Review by Gregory McIntosh
As Tara Jane O'Neil's voice quavers though the opening of the shifting lament "Howl," a lilting summer ballad that exhibits a feel similar to that of an Americanized Fairport Convention, there is a shyness that emanates, but elements of bravery too, as if she's aware that she is about to divulge too much information but is unable to stop herself. By holding all of this under pressure, seemingly restraining the fullness of the possibilities, O'Neil expertly builds the momentum of her third long-player, You Sound, Reflect, by silently winding up all of this confused energy and then dropping it to split the chaos with razors of clarity. O'Neil's previous outings have all had tension and urgency baked in, but it is with You Sound, Reflect that she superbly constructs the cinematic feel of her songs to convey a storyline. Through warm guitars, hollow banjos, layered fiddles, lush vocals, samples, etc., O'Neil beautifully creates an environment for her lyrics to breathe and grow and create a display simultaneously modest and showy, but most importantly, a deep emotional landscape to be lost in. The lovely opening instrumental, "Take the Waking," unfolds with keyboard and percussive guitar loops underneath warm and bright decorative guitars and wordless vocals that churn the sound into a confusing dichotomy: sweet and sinister. It is a perfect opener since the majority of the record flirts with both adjectives, dispensing a lovely melody here followed by a disturbing turn of phrase there, while somehow maintaining a fragile balance between the two. Via this balance, O'Neil inexplicably embodies an emotional side that, like all well-conceived art, brings to light the fascination with conflict and resolve inherent in the human condition, but what sets You Sound, Reflect apart from so many recordings is its ambition in covering so much ground instead of closing in on the small details of a conflict, such as the classic songwriter's topic of unrequited love. O'Neil weaves in and out of her variances the same way she, or anyone, might spend an afternoon contemplating the fortunes and misfortunes of the past, recognizing the turbulences and reporting on them, but refusing to dwell too much. The result is a very human, honest recording. Perhaps it is pompous to intellectualize You Sound, Reflect in this way, but it is a conundrum in that it is such an artsy yet breezy and accessible affair, difficult to pin down by only mentioning the technicalities of its makeup.

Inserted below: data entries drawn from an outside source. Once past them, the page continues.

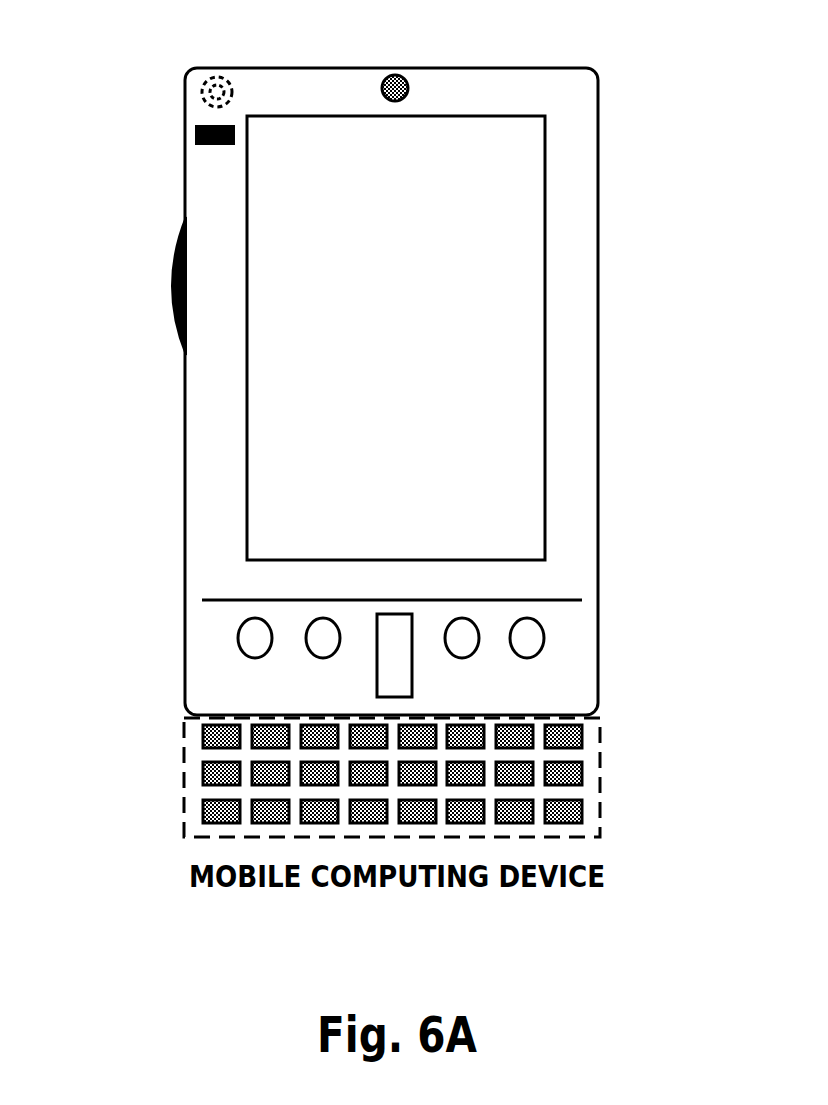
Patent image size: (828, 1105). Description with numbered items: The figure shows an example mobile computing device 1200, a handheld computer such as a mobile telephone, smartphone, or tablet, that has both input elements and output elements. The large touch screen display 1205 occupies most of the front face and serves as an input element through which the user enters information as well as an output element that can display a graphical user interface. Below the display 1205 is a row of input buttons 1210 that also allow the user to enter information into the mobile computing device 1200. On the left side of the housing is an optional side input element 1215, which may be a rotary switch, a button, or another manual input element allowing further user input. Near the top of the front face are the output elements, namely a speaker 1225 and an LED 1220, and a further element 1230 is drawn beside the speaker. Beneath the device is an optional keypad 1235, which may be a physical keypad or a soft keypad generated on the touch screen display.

The mobile computing device 1200 is at (600, 85).
The touch screen display 1205 is at (270, 498).
The input buttons 1210 is at (530, 650).
The side input element 1215 is at (162, 294).
The LED 1220 is at (195, 128).
The speaker 1225 is at (195, 84).
The camera 1230 is at (405, 85).
The keypad 1235 is at (183, 808).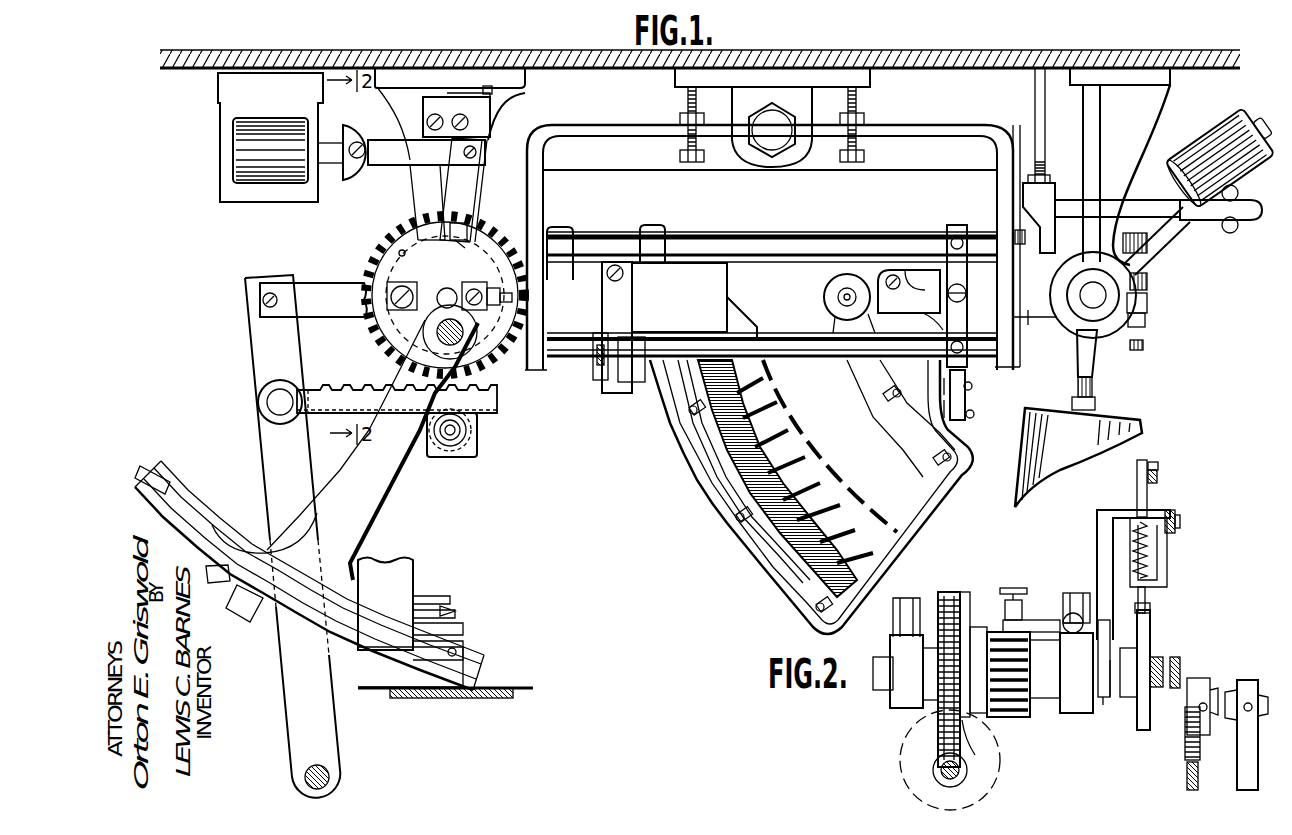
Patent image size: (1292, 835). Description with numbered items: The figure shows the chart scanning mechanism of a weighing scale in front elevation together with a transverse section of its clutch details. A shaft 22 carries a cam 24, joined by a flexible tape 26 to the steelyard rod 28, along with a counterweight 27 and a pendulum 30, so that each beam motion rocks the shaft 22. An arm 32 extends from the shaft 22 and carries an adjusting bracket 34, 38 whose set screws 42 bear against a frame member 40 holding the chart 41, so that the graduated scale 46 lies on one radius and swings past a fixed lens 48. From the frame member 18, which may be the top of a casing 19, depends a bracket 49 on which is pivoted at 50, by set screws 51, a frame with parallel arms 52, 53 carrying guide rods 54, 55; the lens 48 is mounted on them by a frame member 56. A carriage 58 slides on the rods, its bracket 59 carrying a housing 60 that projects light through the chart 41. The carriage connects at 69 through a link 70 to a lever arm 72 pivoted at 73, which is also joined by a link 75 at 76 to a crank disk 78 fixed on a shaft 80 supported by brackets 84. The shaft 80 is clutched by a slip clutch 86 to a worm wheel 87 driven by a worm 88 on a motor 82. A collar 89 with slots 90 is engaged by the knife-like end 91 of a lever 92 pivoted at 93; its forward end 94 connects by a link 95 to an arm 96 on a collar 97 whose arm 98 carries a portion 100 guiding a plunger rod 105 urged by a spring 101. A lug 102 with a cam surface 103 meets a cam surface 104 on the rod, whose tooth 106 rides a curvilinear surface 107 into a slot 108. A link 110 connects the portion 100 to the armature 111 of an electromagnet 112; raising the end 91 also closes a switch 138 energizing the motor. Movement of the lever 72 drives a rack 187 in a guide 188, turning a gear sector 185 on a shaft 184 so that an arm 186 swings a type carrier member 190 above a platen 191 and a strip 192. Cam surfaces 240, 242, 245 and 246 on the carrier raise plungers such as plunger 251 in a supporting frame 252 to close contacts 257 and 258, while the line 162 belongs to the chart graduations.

In FIG. 1, the supporting surface or frame member 18 is at (617, 58).
In FIG. 1, the casing 19 is at (943, 50).
In FIG. 1, the shaft 22 is at (1096, 296).
In FIG. 1, the cam 24 is at (1068, 330).
In FIG. 1, the flexible tape 26 is at (1040, 255).
In FIG. 1, the counterweight 27 is at (1205, 142).
In FIG. 1, the steelyard rod 28 is at (1033, 104).
In FIG. 1, the pendulum 30 is at (1115, 425).
In FIG. 1, the arm 32 is at (1035, 328).
In FIG. 1, the adjusting bracket portion 34 is at (966, 290).
In FIG. 1, the downwardly extending portion of bracket 38 is at (966, 404).
In FIG. 1, the frame member 40 is at (977, 482).
In FIG. 1, the chart 41 is at (710, 433).
In FIG. 1, the set screws 42 is at (972, 386).
In FIG. 1, the graduated scale 46 is at (913, 465).
In FIG. 1, the fixed lens 48 is at (840, 298).
In FIG. 1, the bracket 49 is at (678, 86).
In FIG. 1, the pivot 50 is at (780, 133).
In FIG. 1, the set screws 51 is at (860, 115).
In FIG. 1, the depending parallel arm 52 is at (546, 157).
In FIG. 1, the depending parallel arm 53 is at (1000, 155).
In FIG. 1, the guide rod 54 is at (763, 244).
In FIG. 1, the guide rod 55 is at (747, 362).
In FIG. 1, the frame member 56 is at (950, 232).
In FIG. 1, the traveller or carriage 58 is at (648, 233).
In FIG. 1, the forwardly extending bracket 59 is at (610, 313).
In FIG. 1, the housing 60 is at (688, 278).
In FIG. 1, the pivotal connection 69 is at (488, 284).
In FIG. 1, the link or connecting rod 70 is at (325, 286).
In FIG. 2, the link or connecting rod 70 is at (1183, 665).
In FIG. 1, the lever arm 72 is at (290, 347).
In FIG. 1, the pivot 73 is at (330, 777).
In FIG. 1, the pivoted link 75 is at (378, 307).
In FIG. 2, the pivoted link 75 is at (1159, 655).
In FIG. 1, the crank connection 76 is at (408, 290).
In FIG. 2, the crank connection 76 is at (1179, 655).
In FIG. 1, the crank disk 78 is at (418, 248).
In FIG. 2, the crank disk 78 is at (1150, 718).
In FIG. 1, the rotatable shaft 80 is at (455, 289).
In FIG. 2, the rotatable shaft 80 is at (1128, 700).
In FIG. 2, the motor 82 is at (900, 772).
In FIG. 1, the depending brackets 84 is at (528, 96).
In FIG. 2, the depending brackets 84 is at (892, 612).
In FIG. 2, the slip clutch 86 is at (967, 757).
In FIG. 1, the worm wheel 87 is at (500, 230).
In FIG. 2, the worm wheel 87 is at (953, 593).
In FIG. 2, the worm 88 is at (943, 779).
In FIG. 2, the collar 89 is at (1024, 726).
In FIG. 2, the axially extending slots 90 is at (991, 712).
In FIG. 2, the knife-like end 91 is at (1004, 628).
In FIG. 2, the lever 92 is at (1046, 618).
In FIG. 2, the pivot 93 is at (1068, 614).
In FIG. 1, the forward end of lever 94 is at (396, 244).
In FIG. 2, the forward end of lever 94 is at (1108, 618).
In FIG. 1, the link 95 is at (399, 252).
In FIG. 2, the link 95 is at (1100, 664).
In FIG. 2, the outwardly extending arm 96 is at (1101, 700).
In FIG. 2, the collar 97 is at (1109, 700).
In FIG. 1, the upwardly extending arm 98 is at (446, 185).
In FIG. 2, the upwardly extending arm 98 is at (1101, 541).
In FIG. 1, the downwardly extending portion 100 is at (471, 178).
In FIG. 2, the downwardly extending portion 100 is at (1168, 549).
In FIG. 2, the spring 101 is at (1148, 556).
In FIG. 1, the lug 102 is at (447, 231).
In FIG. 2, the lug 102 is at (1150, 611).
In FIG. 1, the cam surface 103 is at (473, 238).
In FIG. 1, the cam surface 104 is at (437, 235).
In FIG. 1, the plunger rod 105 is at (486, 130).
In FIG. 2, the plunger rod 105 is at (1137, 503).
In FIG. 1, the tooth 106 is at (487, 90).
In FIG. 2, the tooth 106 is at (1159, 467).
In FIG. 1, the curvilinear surface 107 is at (428, 128).
In FIG. 2, the curvilinear surface 107 is at (1159, 478).
In FIG. 1, the slot 108 is at (425, 99).
In FIG. 2, the slot 108 is at (1160, 468).
In FIG. 1, the link 110 is at (393, 165).
In FIG. 2, the link 110 is at (1177, 512).
In FIG. 1, the armature 111 is at (334, 165).
In FIG. 1, the electromagnet 112 is at (280, 176).
In FIG. 2, the switch 138 is at (1003, 594).
In FIG. 1, the scale marks 162 is at (777, 376).
In FIG. 1, the shaft 184 is at (444, 344).
In FIG. 2, the shaft 184 is at (1234, 693).
In FIG. 1, the gear sector 185 is at (493, 388).
In FIG. 2, the gear sector 185 is at (1185, 752).
In FIG. 1, the depending arm 186 is at (377, 498).
In FIG. 2, the depending arm 186 is at (1248, 755).
In FIG. 1, the rack 187 is at (497, 409).
In FIG. 2, the rack 187 is at (1187, 782).
In FIG. 1, the guide 188 is at (466, 432).
In FIG. 1, the type carrier member 190 is at (197, 508).
In FIG. 1, the platen 191 is at (490, 697).
In FIG. 1, the strip 192 is at (441, 700).
In FIG. 1, the cam member 240 is at (385, 663).
In FIG. 1, the second cam surface 242 is at (270, 614).
In FIG. 1, the raised portion 245 is at (215, 578).
In FIG. 1, the raised portion 246 is at (139, 473).
In FIG. 1, the plunger 251 is at (450, 658).
In FIG. 1, the supporting frame 252 is at (452, 640).
In FIG. 1, the contact 257 is at (453, 622).
In FIG. 1, the contact 258 is at (453, 603).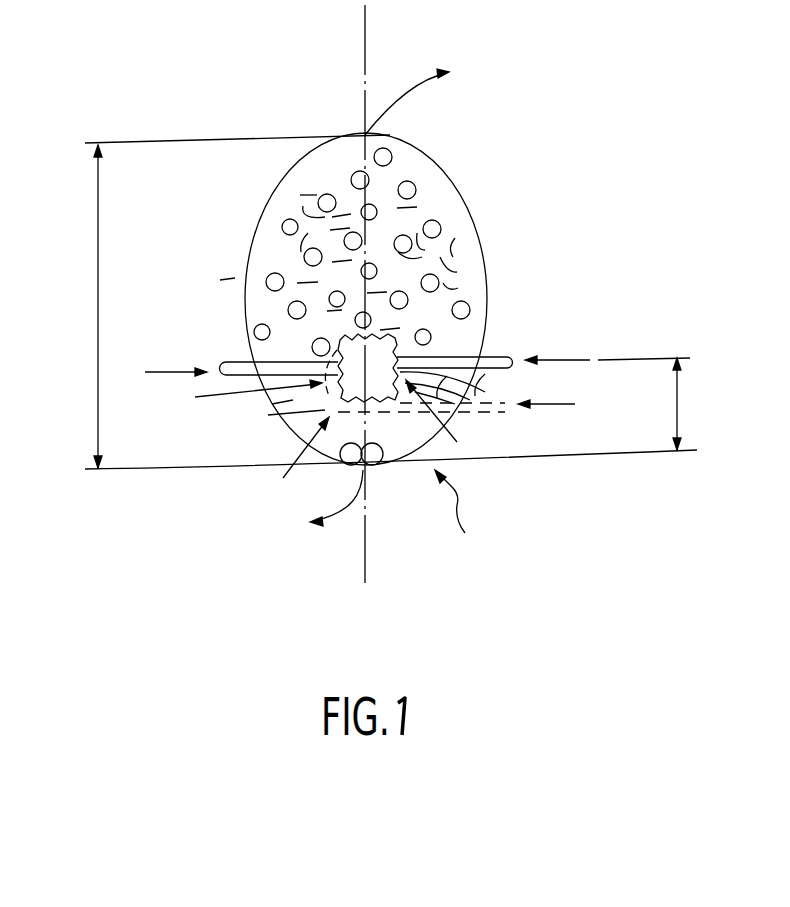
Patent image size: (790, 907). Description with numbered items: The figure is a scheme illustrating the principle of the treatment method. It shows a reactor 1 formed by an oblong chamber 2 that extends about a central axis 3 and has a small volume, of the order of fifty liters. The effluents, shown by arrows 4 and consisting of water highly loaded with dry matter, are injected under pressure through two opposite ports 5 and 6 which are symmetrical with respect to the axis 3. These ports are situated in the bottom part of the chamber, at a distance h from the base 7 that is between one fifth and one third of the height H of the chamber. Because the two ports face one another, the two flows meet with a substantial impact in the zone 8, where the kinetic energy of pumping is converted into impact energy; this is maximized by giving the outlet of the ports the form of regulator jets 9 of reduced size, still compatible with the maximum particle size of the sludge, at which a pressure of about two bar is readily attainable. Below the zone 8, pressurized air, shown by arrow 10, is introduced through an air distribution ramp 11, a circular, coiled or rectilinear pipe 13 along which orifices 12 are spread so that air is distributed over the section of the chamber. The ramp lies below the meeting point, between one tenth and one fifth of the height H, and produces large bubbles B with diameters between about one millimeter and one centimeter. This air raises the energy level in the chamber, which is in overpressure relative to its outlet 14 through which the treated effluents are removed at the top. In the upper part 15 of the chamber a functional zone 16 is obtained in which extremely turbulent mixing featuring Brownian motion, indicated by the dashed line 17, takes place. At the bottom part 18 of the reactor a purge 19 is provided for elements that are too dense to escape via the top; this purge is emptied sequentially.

The reactor 1 is at (557, 152).
The oblong chamber 2 is at (487, 240).
The axis 3 is at (362, 37).
The effluents 4 is at (163, 371).
The port 5 is at (253, 362).
The port 6 is at (483, 331).
The base 7 is at (393, 463).
The zone 8 is at (348, 345).
The outlet of the ports / regulator jets 9 is at (478, 318).
The pressurized air 10 is at (552, 406).
The air distribution ramp 11 is at (297, 462).
The orifices 12 is at (485, 392).
The pipe 13 is at (278, 407).
The outlet 14 is at (360, 130).
The upper part 15 is at (438, 183).
The functional zone 16 is at (423, 214).
The dashed line (Brownian motion) 17 is at (450, 222).
The bottom part 18 is at (465, 510).
The purge 19 is at (365, 505).
The bubbles B is at (322, 195).
The height of the chamber H is at (97, 317).
The distance from the base h is at (683, 412).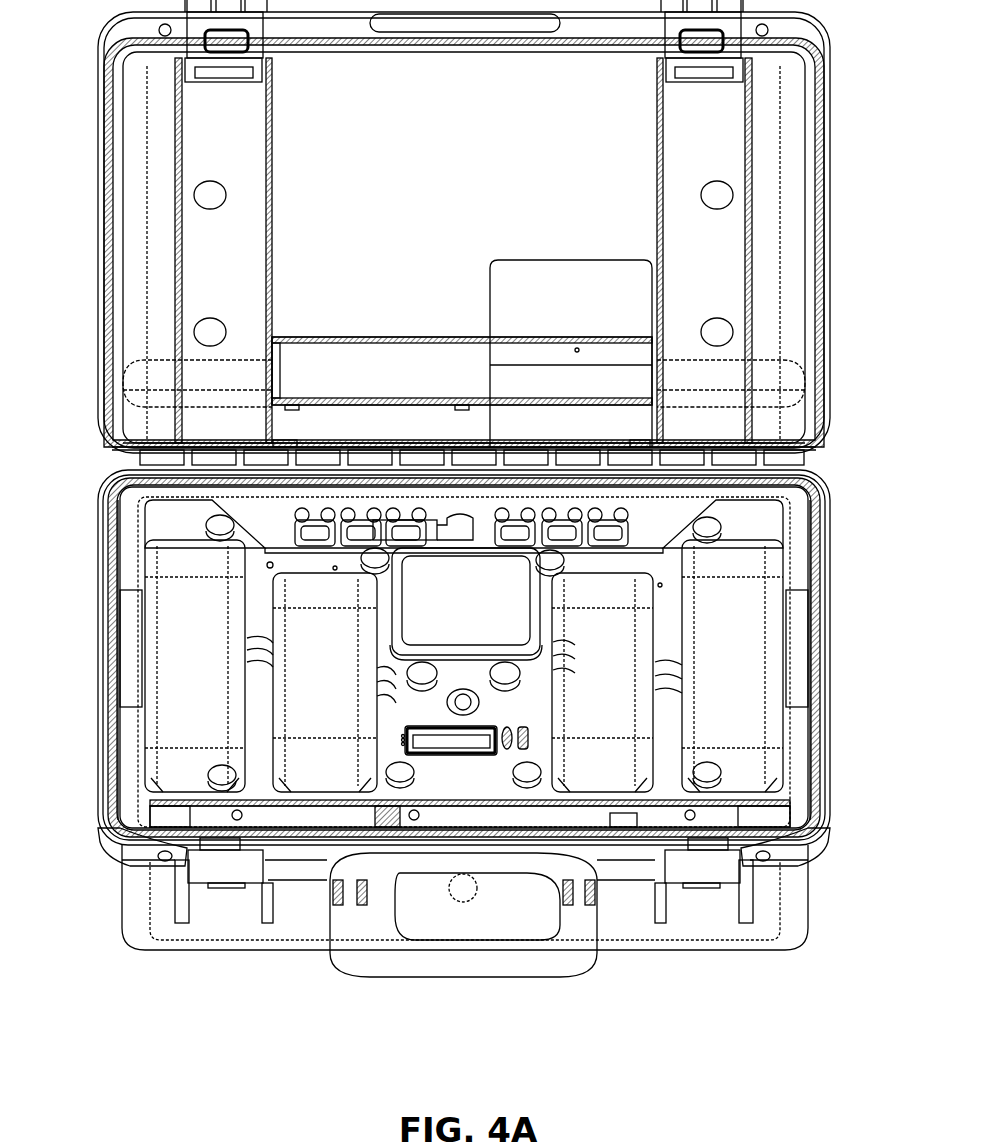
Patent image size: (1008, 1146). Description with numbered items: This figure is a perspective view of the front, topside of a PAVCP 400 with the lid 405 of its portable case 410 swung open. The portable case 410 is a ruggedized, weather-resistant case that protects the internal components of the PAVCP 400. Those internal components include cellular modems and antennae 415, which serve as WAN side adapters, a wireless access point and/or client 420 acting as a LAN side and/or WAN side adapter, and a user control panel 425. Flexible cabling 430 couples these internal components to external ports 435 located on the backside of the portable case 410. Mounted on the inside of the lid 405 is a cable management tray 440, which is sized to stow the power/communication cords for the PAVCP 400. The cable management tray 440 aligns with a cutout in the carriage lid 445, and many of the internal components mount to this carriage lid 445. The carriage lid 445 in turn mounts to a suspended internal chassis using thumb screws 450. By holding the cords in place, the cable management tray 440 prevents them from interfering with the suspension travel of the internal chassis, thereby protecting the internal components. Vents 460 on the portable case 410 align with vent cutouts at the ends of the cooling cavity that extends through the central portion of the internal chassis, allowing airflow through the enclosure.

The PAVCP 400 is at (464, 538).
The lid 405 is at (438, 176).
The portable case 410 is at (200, 953).
The cellular modems and antennae 415 is at (176, 641).
The wireless access point and/or client 420 is at (441, 608).
The user control panel 425 is at (463, 765).
The flexible cabling 430 is at (412, 523).
The external ports 435 is at (310, 515).
The cable management tray 440 is at (366, 384).
The carriage lid 445 is at (163, 531).
The thumb screws 450 is at (213, 785).
The vents 460 is at (78, 660).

Tara Jane O'Neil You Sound, Reflect [Quarterstick 2004] Rating: 7.4 You Sound, Reflect is not the sort of album that announces its presence with a demonstrative flourish or bombastic clatter. If anything, it's just as likely that you can put on this CD, listen to it, and not remember anything about it once it's finished. Even when paying close attention, it has a drunken dreamlike quality that can make even the firmest grip slip. Tara Jane O'Neil's songs are much like her singing voice-- understated, quiet but not timid, pretty but shaded with a wearying sadness. She sings the way people talk to themselves when asleep. These qualities work for and against her on this record.
From the first moments of opening instrumental "Take the Waking", the tone is set-- pretty stretches of wordless singing collide with loud hesitant amplified guitars. When it works-- as on gorgeous lullabies like "Without Push" or "The Poisoned Mine"-- O'Neil's plaintive whispers and words meld perfectly with the electro-acoustic backdrops. When things falter-- as on a rusting creaky track like "Howl" or the stumbling "Love Song Long"-- the effect is less enchanting than disorienting and disconcerting. More successful is the rustic crawl of "Known Perils" and the insistent wet echoes of "Famous Yellow Belly". Interspersed between the actual songs are brief interludes running the gamut from shy and introspective (the electronic burbling of "Tracer") to pensive and ominous (the banjo-flecked "I Call You").
Even on the less successful tracks, there are moments to savor, such as the off-center harmonies of "Howl", and the looped violins transformed into buzzing songbirds on "Love Song Long". It's a credit to O'Neil's skills that such moments of transparent studio manipulation actually help in establishing the provincial atmosphere of this album, a mood reinforced by repeating a melodic phrase from "The Poisoned Mine" in the final track. This mixture of technology and rustic elements gels into an organic whole, approximating the creak of a porch swing through relays and circuits. For those interested in getting a closer look at the stitches, you'll want to listen to Bones, a odds and ends collection released around the time of You Sound, Reflect.